The identity he once had, the priest, the abbot, disappeared from the moment he entered the stone house. Palatine taunted himself by pulling at the chain on his ankle, âYou canât get out of this life...â
Almost everyone knew of the Gabriel surname. Of course Palatine knew it, but he didnât understand why Hill Gabriel wanted to find his son who has been out for years and had never heard of him.
Palatine had many unexplained things, including Hill Gabriel, who did not understand why no blonde blue-faced baby had been born in the Gabriel family in recent years. All the newborn babies had black or brown hair and could not inherit the astrological priesthood of the Gabriel family at all.
The head of the Gabriel family and the priests had to choose the descendants of the blonde and blue-haired to inherit them â to show their noble lineage. But unlike the patriarch, the priestâs hair would turn white later, because he needed to prophesy that the Gabriel familyâs external interpretation was that it was a divine punishment, but never said that it would consume the lives of astrologers.
Palatine was not the only one to enter the chamber, but before him, almost everyone had to endure a life expenditure of prophecy. Hill Gabriel had no choice but to retrieve Palatine â after all, his bright priest was not a small man, and such a man should live longer.
From that day on, Palatine was locked in this stone house and never went out again. He studied astrology all day and then, when the Gabriel family needed it, withdrew his life to make a prediction.
Hill Gabriel used the lives of the nuns to threaten Palatine. He could neither resist nor fight.
More than five years of prophecy had made him skinny.
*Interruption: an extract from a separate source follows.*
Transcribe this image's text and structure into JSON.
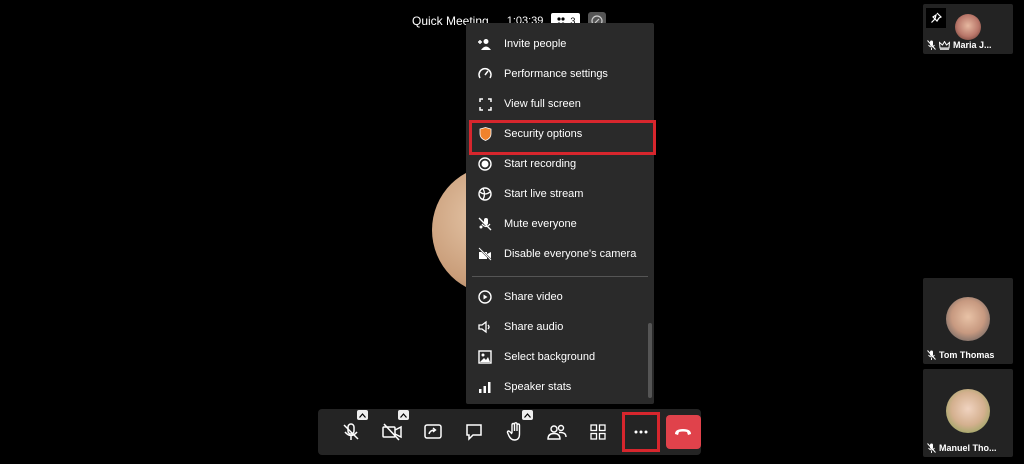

There were no windows in the chamber, only an iron door that would never open for him, and a roof that would move only when astrology came.
Palatineâs long-lost sunshine skin was pale. The Gabriel family knew that he was not in good health and feared that he would not die on the astrological table, but by disease. They built a luxurious house for him, with good velvet carpets, and the fire magic stones around it would bake the whole room sweltering.
But he only felt cold. The cold filled every corner of the room and tormented him all day and night, but he couldnât die.